Masyarakat dan pemerintah daerah di wilayah rawan sangat dianjurkan untuk memahami fenomena ini dan menggunakan kajian geologi serta survei geofisika sebagai dasar perencanaan wilayah dan mitigasi risiko bencana. Dengan peningkatan kewaspadaan serta penggunaan teknologi yang tepat, dampak buruk dari makin seringnya terjadi sinkhole di Indonesia dapat diminimalisasi.
Referensi:
[1] https://www.cnbcindonesia.com/tech/20260131133836-37-706961/fenomena-lubang-sinkhole-banyak-muncul-di-ri-tanda-tanda-apa

Analisis Ahli

Adrin Tohari
"Sinkhole adalah fenomena alam yang terbentuk akibat larutnya batugamping oleh air hujan yang mengandung CO₂. Deteksi dan mitigasi melalui survei geofisika dan teknik cement grouting penting untuk mengurangi risiko bencana geologi ini."

Analisis Kami

"Fenomena sinkhole adalah ancaman nyata yang sering diremehkan karena tidak terlihat secara langsung.
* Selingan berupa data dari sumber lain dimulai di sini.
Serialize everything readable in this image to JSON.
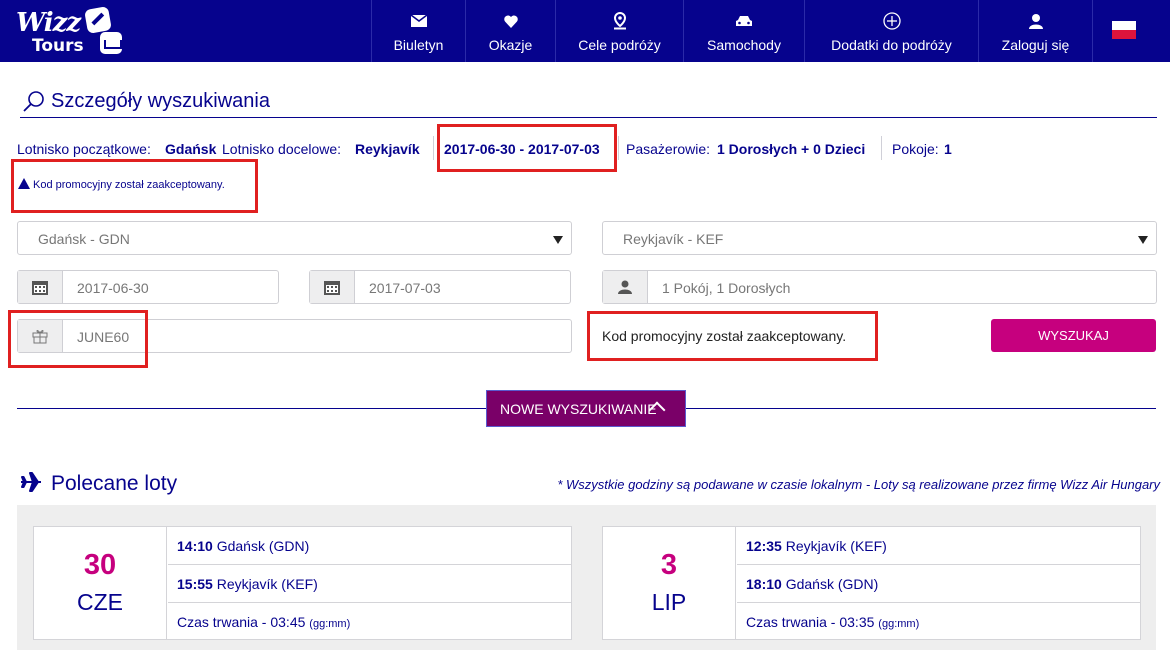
{
  "nav": {
    "logo_line1": "Wizz",
    "logo_line2": "Tours",
    "items": [
      {
        "label": "Biuletyn",
        "icon": "envelope-icon"
      },
      {
        "label": "Okazje",
        "icon": "heart-icon"
      },
      {
        "label": "Cele podróży",
        "icon": "map-pin-icon"
      },
      {
        "label": "Samochody",
        "icon": "car-icon"
      },
      {
        "label": "Dodatki do podróży",
        "icon": "plus-circle-icon"
      },
      {
        "label": "Zaloguj się",
        "icon": "user-icon"
      }
    ],
    "language_flag": "pl"
  },
  "search": {
    "title": "Szczegóły wyszukiwania",
    "origin_label": "Lotnisko początkowe:",
    "origin_value": "Gdańsk",
    "destination_label": "Lotnisko docelowe:",
    "destination_value": "Reykjavík",
    "dates_value": "2017-06-30 - 2017-07-03",
    "passengers_label": "Pasażerowie:",
    "passengers_value": "1 Dorosłych + 0 Dzieci",
    "rooms_label": "Pokoje:",
    "rooms_value": "1",
    "promo_notice": "Kod promocyjny został zaakceptowany.",
    "from_select": "Gdańsk - GDN",
    "to_select": "Reykjavík - KEF",
    "depart_date": "2017-06-30",
    "return_date": "2017-07-03",
    "rooms_guests": "1 Pokój, 1 Dorosłych",
    "promo_code": "JUNE60",
    "promo_status": "Kod promocyjny został zaakceptowany.",
    "search_button": "WYSZUKAJ",
    "new_search_button": "NOWE WYSZUKIWANIE"
  },
  "flights": {
    "title": "Polecane loty",
    "note": "* Wszystkie godziny są podawane w czasie lokalnym - Loty są realizowane przez firmę Wizz Air Hungary",
    "duration_label": "Czas trwania - ",
    "duration_unit": "(gg:mm)",
    "cards": [
      {
        "day": "30",
        "month": "CZE",
        "dep_time": "14:10",
        "dep_airport": "Gdańsk (GDN)",
        "arr_time": "15:55",
        "arr_airport": "Reykjavík (KEF)",
        "duration": "03:45"
      },
      {
        "day": "3",
        "month": "LIP",
        "dep_time": "12:35",
        "dep_airport": "Reykjavík (KEF)",
        "arr_time": "18:10",
        "arr_airport": "Gdańsk (GDN)",
        "duration": "03:35"
      }
    ]
  },
  "colors": {
    "brand_navy": "#06038d",
    "brand_magenta": "#c6007e",
    "new_search_purple": "#7a0068",
    "highlight_red": "#e02020"
  }
}
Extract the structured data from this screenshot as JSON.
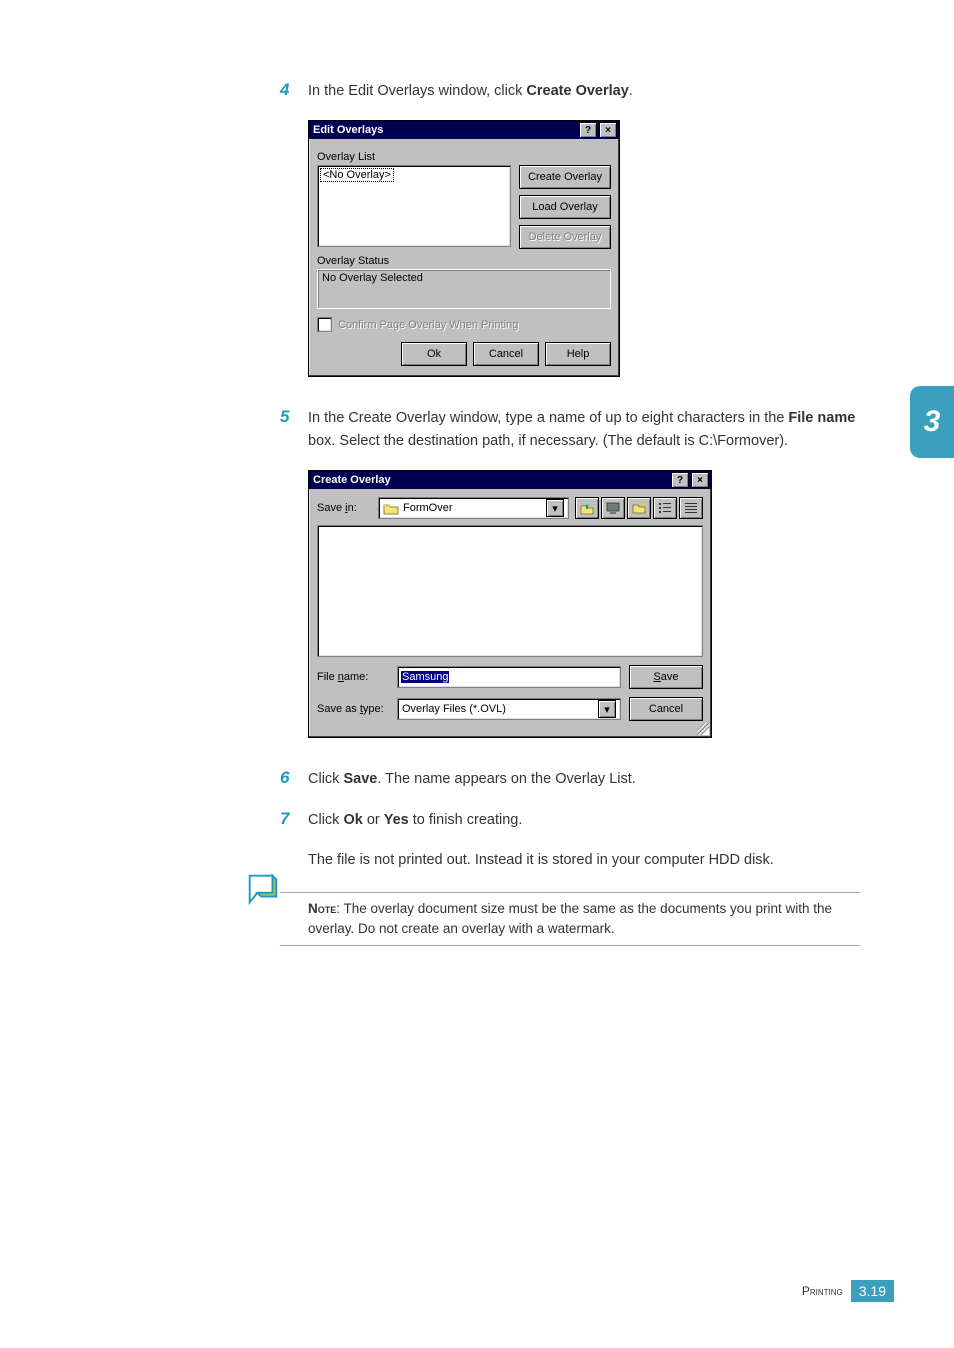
{
  "steps": {
    "s4": {
      "num": "4",
      "text_a": "In the Edit Overlays window, click ",
      "text_b": "Create Overlay",
      "text_c": "."
    },
    "s5": {
      "num": "5",
      "text_a": "In the Create Overlay window, type a name of up to eight characters in the ",
      "text_b": "File name",
      "text_c": " box. Select the destination path, if necessary. (The default is C:\\Formover)."
    },
    "s6": {
      "num": "6",
      "text_a": "Click ",
      "text_b": "Save",
      "text_c": ". The name appears on the Overlay List."
    },
    "s7": {
      "num": "7",
      "text_a": "Click ",
      "text_b": "Ok",
      "text_c": " or ",
      "text_d": "Yes",
      "text_e": " to finish creating."
    },
    "s7sub": "The file is not printed out. Instead it is stored in your computer HDD disk."
  },
  "edit_overlays": {
    "title": "Edit Overlays",
    "list_label": "Overlay List",
    "list_item": "<No Overlay>",
    "btn_create": "Create Overlay",
    "btn_load": "Load Overlay",
    "btn_delete": "Delete Overlay",
    "status_label": "Overlay Status",
    "status_text": "No Overlay Selected",
    "confirm_chk": "Confirm Page Overlay When Printing",
    "btn_ok": "Ok",
    "btn_cancel": "Cancel",
    "btn_help": "Help"
  },
  "create_overlay": {
    "title": "Create Overlay",
    "save_in_label": "Save in:",
    "folder": "FormOver",
    "file_name_label": "File name:",
    "file_name_value": "Samsung",
    "save_as_type_label": "Save as type:",
    "save_as_type_value": "Overlay Files (*.OVL)",
    "btn_save": "Save",
    "btn_cancel": "Cancel"
  },
  "note": {
    "label": "Note",
    "text": ": The overlay document size must be the same as the documents you print with the overlay. Do not create an overlay with a watermark."
  },
  "sidetab": "3",
  "footer": {
    "section": "Printing",
    "page": "3.19"
  },
  "glyphs": {
    "help": "?",
    "close": "×",
    "tri_down": "▾"
  }
}
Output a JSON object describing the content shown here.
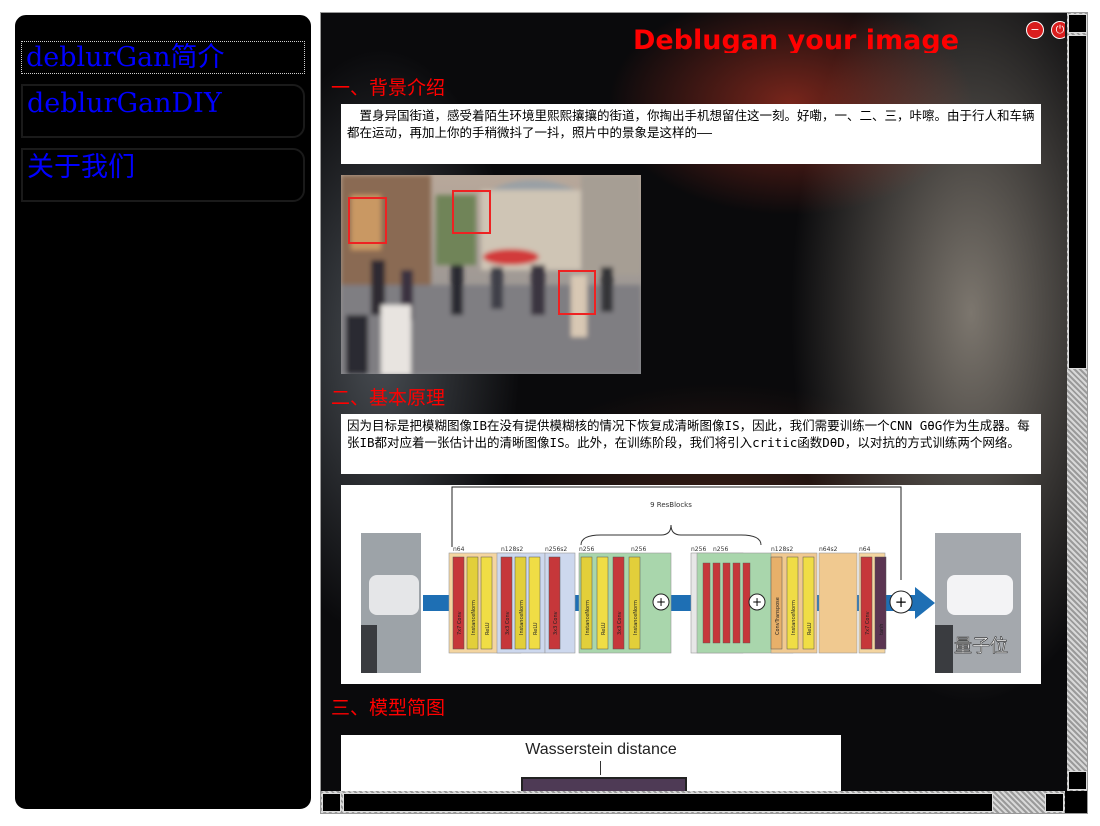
{
  "sidebar": {
    "items": [
      {
        "label": "deblurGan简介"
      },
      {
        "label": "deblurGanDIY"
      },
      {
        "label": "关于我们"
      }
    ]
  },
  "page": {
    "title": "Deblugan your image"
  },
  "sections": [
    {
      "heading": "一、背景介绍",
      "text": "　置身异国街道，感受着陌生环境里熙熙攘攘的街道，你掏出手机想留住这一刻。好嘞，一、二、三，咔嚓。由于行人和车辆都在运动，再加上你的手稍微抖了一抖，照片中的景象是这样的——"
    },
    {
      "heading": "二、基本原理",
      "text": "因为目标是把模糊图像IB在没有提供模糊核的情况下恢复成清晰图像IS，因此，我们需要训练一个CNN GθG作为生成器。每张IB都对应着一张估计出的清晰图像IS。此外，在训练阶段，我们将引入critic函数DθD，以对抗的方式训练两个网络。"
    },
    {
      "heading": "三、模型简图"
    }
  ],
  "architecture": {
    "resblocks_label": "9 ResBlocks",
    "dim_labels": [
      "n64",
      "n128s2",
      "n256s2",
      "n256",
      "n256",
      "n256",
      "n256",
      "n128s2",
      "n64s2",
      "n64"
    ],
    "layers": [
      "7x7 Conv",
      "InstanceNorm",
      "ReLU",
      "3x3 Conv",
      "InstanceNorm",
      "ReLU",
      "3x3 Conv",
      "InstanceNorm",
      "ReLU",
      "3x3 Conv",
      "InstanceNorm",
      "ConvTranspose",
      "InstanceNorm",
      "ReLU",
      "7x7 Conv",
      "tanh"
    ],
    "watermark": "量子位"
  },
  "model_diagram": {
    "label": "Wasserstein distance"
  },
  "window_buttons": [
    "minimize",
    "power"
  ],
  "colors": {
    "heading": "#ff0000",
    "nav_link": "#0000ff",
    "title": "#ff0000"
  }
}
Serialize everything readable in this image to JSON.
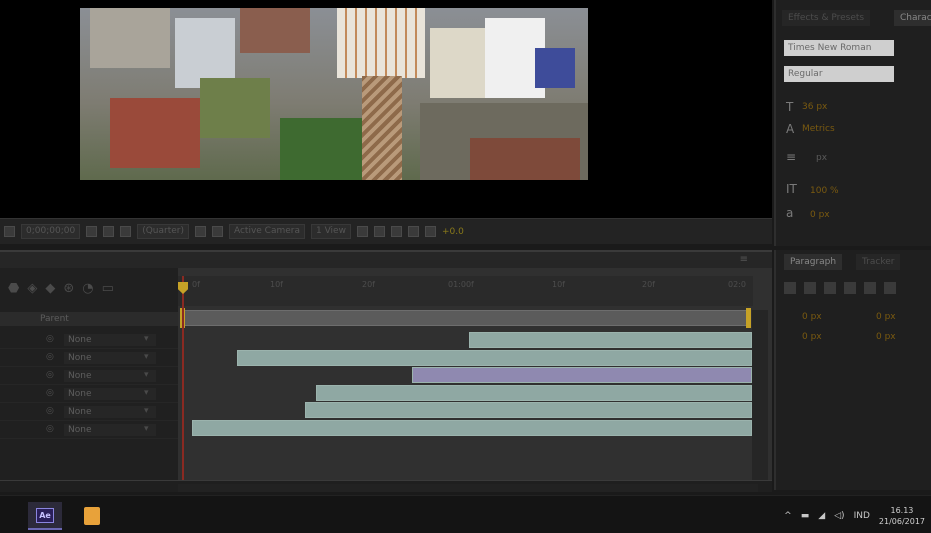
{
  "viewer": {
    "footage_description_icon": "aerial-city-footage",
    "toolbar": {
      "timecode": "0;00;00;00",
      "resolution": "(Quarter)",
      "camera": "Active Camera",
      "views": "1 View",
      "exposure": "+0.0"
    }
  },
  "timeline": {
    "column_header": "Parent",
    "ruler_ticks": [
      "0f",
      "10f",
      "20f",
      "01:00f",
      "10f",
      "20f",
      "02:0"
    ],
    "layers": [
      {
        "parent": "None"
      },
      {
        "parent": "None"
      },
      {
        "parent": "None"
      },
      {
        "parent": "None"
      },
      {
        "parent": "None"
      },
      {
        "parent": "None"
      }
    ],
    "bars": [
      {
        "start": 0.5,
        "end": 1.0,
        "color": "#8fa8a3"
      },
      {
        "start": 0.09,
        "end": 1.0,
        "color": "#8fa8a3"
      },
      {
        "start": 0.4,
        "end": 1.0,
        "color": "#8f89b0"
      },
      {
        "start": 0.23,
        "end": 1.0,
        "color": "#8fa8a3"
      },
      {
        "start": 0.21,
        "end": 1.0,
        "color": "#8fa8a3"
      },
      {
        "start": 0.01,
        "end": 1.0,
        "color": "#8fa8a3"
      }
    ]
  },
  "character_panel": {
    "tabs": [
      "Effects & Presets",
      "Character"
    ],
    "font_family": "Times New Roman",
    "font_style": "Regular",
    "font_size": "36 px",
    "tracking": "Metrics",
    "leading": "px",
    "vertical_scale": "100 %",
    "baseline_shift": "0 px"
  },
  "paragraph_panel": {
    "tabs": [
      "Paragraph",
      "Tracker"
    ],
    "indent_left": "0 px",
    "indent_right": "0 px",
    "space_before": "0 px",
    "space_after": "0 px"
  },
  "taskbar": {
    "apps": [
      "Ae",
      ""
    ],
    "language": "IND",
    "time": "16.13",
    "date": "21/06/2017"
  }
}
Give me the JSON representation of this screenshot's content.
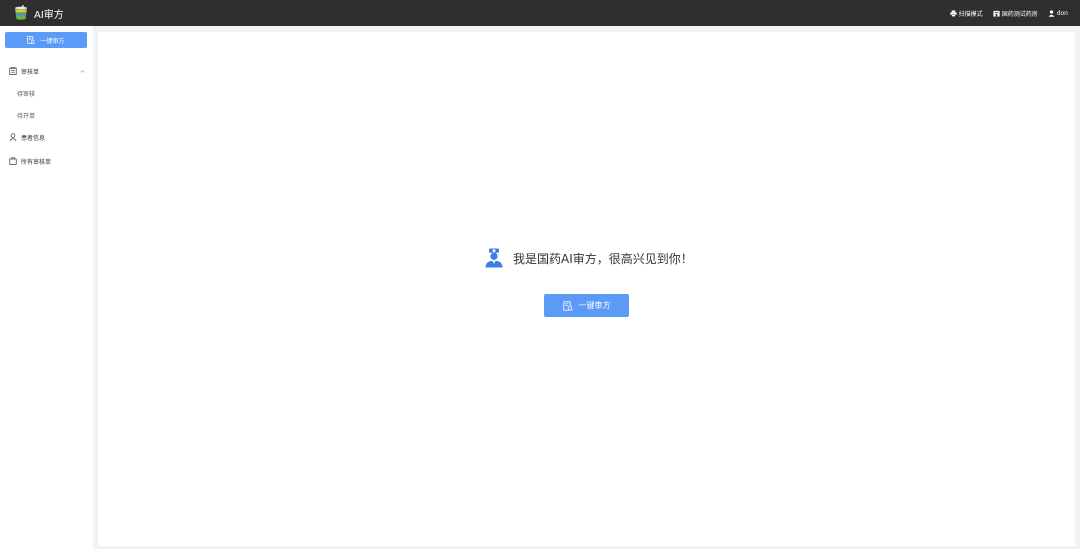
{
  "header": {
    "app_title": "AI审方",
    "logo_icon": "drink-cup-logo",
    "right_items": [
      {
        "label": "扫描模式",
        "icon": "printer-icon"
      },
      {
        "label": "国药测试药房",
        "icon": "store-icon"
      },
      {
        "label": "don",
        "icon": "user-icon"
      }
    ]
  },
  "sidebar": {
    "action_button": "一键审方",
    "menu": {
      "review_group": {
        "label": "审核单",
        "expanded": true,
        "children": [
          "待审核",
          "待开单"
        ]
      },
      "patient_info": "患者信息",
      "all_reviews": "所有审核单"
    }
  },
  "main": {
    "welcome_text": "我是国药AI审方，很高兴见到你！",
    "action_button": "一键审方"
  },
  "colors": {
    "topbar": "#2f2f2f",
    "accent": "#5b9bf7",
    "background": "#f0f2f5",
    "panel": "#ffffff"
  }
}
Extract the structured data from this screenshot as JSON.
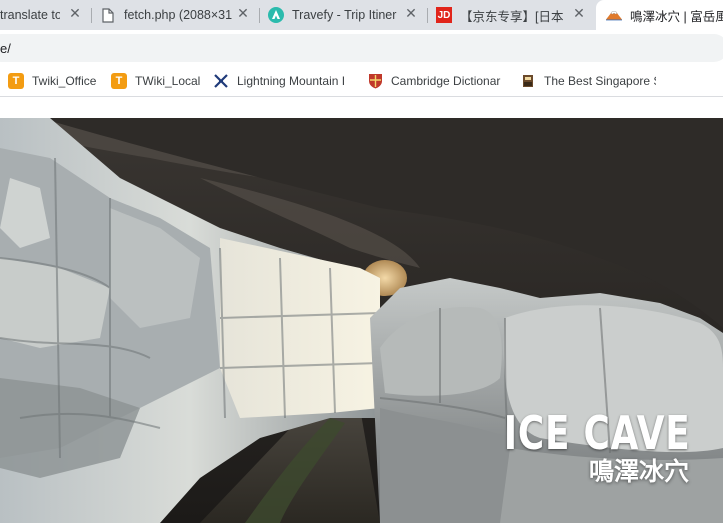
{
  "tabs": [
    {
      "title": "translate to",
      "icon": "none"
    },
    {
      "title": "fetch.php (2088×31",
      "icon": "document-icon"
    },
    {
      "title": "Travefy - Trip Itiner",
      "icon": "travefy-icon"
    },
    {
      "title": "【京东专享】[日本东",
      "icon": "jd-icon",
      "icon_text": "JD"
    },
    {
      "title": "鳴澤冰穴 | 富岳風",
      "icon": "fuji-icon",
      "active": true
    }
  ],
  "address": {
    "url": "e/"
  },
  "bookmarks": [
    {
      "label": "Twiki_Office",
      "icon": "twiki-icon",
      "icon_text": "T"
    },
    {
      "label": "TWiki_Local",
      "icon": "twiki-icon",
      "icon_text": "T"
    },
    {
      "label": "Lightning Mountain I",
      "icon": "lightning-mountain-icon"
    },
    {
      "label": "Cambridge Dictionar",
      "icon": "cambridge-shield-icon"
    },
    {
      "label": "The Best Singapore S",
      "icon": "singapore-icon"
    }
  ],
  "hero": {
    "title": "ICE CAVE",
    "subtitle": "鳴澤冰穴"
  },
  "colors": {
    "tabstrip": "#dee1e6",
    "twiki": "#f39c12",
    "jd": "#e1251b",
    "travefy": "#2bbbad"
  }
}
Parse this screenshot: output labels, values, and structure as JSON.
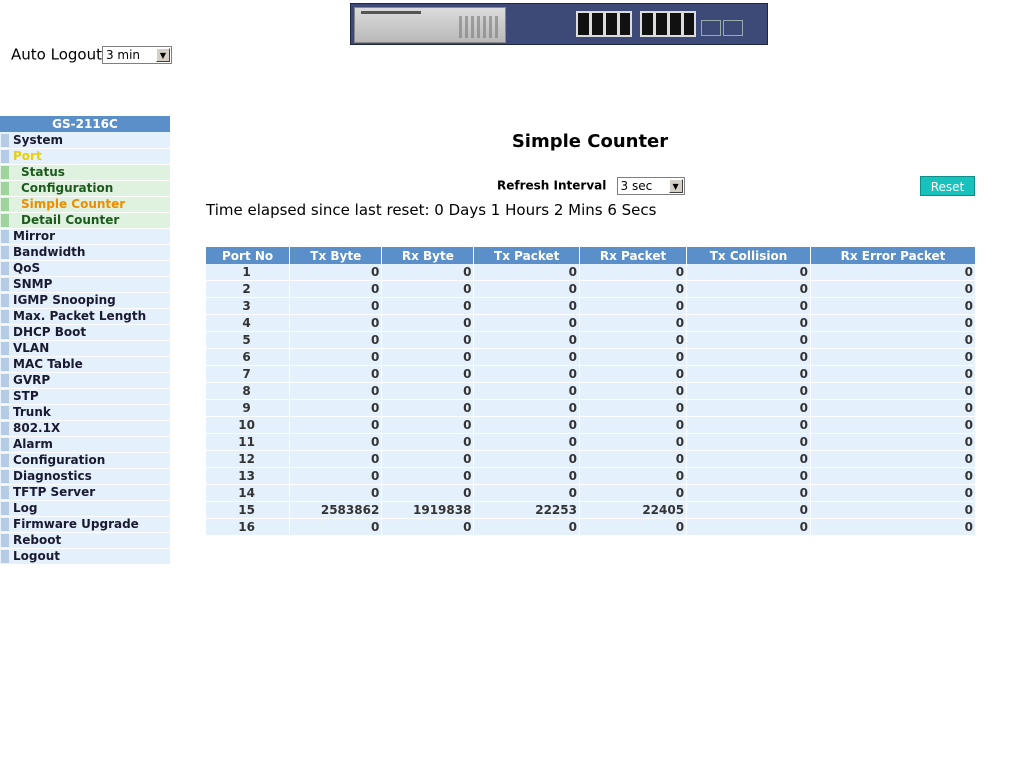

Pendekatan ilmiah dan teknologi modern harus menjadi prioritas utama dalam perencanaan tata ruang dan pembangunan untuk mencegah bencana yang dapat menimbulkan kerugian besar."

Prediksi Kami

Dengan semakin meningkatnya pemahaman dan pemanfaatan teknologi survei geofisika serta metode mitigasi, risiko kerusakan akibat sinkhole di wilayah batugamping Indonesia dapat berkurang di masa depan, meskipun fenomena ini sulit dihilangkan sepenuhnya.

Pertanyaan Terkait

Q
Apa yang dimaksud dengan sinkhole?
A
Sinkhole adalah fenomena alam yang berupa lubang runtuhan tanah yang terbentuk akibat runtuhnya lapisan batugamping di bawah permukaan tanah.
Q
Apa penyebab utama terjadinya sinkhole?
A
Penyebab utama terjadinya sinkhole adalah proses pelarutan batugamping oleh air hujan yang bersifat asam, yang menyebabkan terbentuknya rongga di bawah permukaan tanah.
Q
Wilayah mana saja di Indonesia yang rawan terjadi sinkhole?
A
Wilayah yang rawan terjadi sinkhole di Indonesia antara lain Gunung Kidul, Pacitan, dan Maros, yang memiliki lapisan batugamping yang tebal.
Q
Bagaimana cara mendeteksi adanya rongga yang berpotensi menyebabkan sinkhole?
A
Cara mendeteksi adanya rongga adalah melalui survei geofisika menggunakan metode seperti gayaberat, georadar, dan geolistrik untuk memetakan kondisi bawah permukaan.
Q
Apa langkah mitigasi yang dapat dilakukan untuk mencegah pembentukan sinkhole?
A
Langkah mitigasi yang dapat dilakukan adalah dengan menggunakan metode rekayasa geoteknik seperti cement grouting, yaitu menginjeksi material ke dalam rongga agar stabil.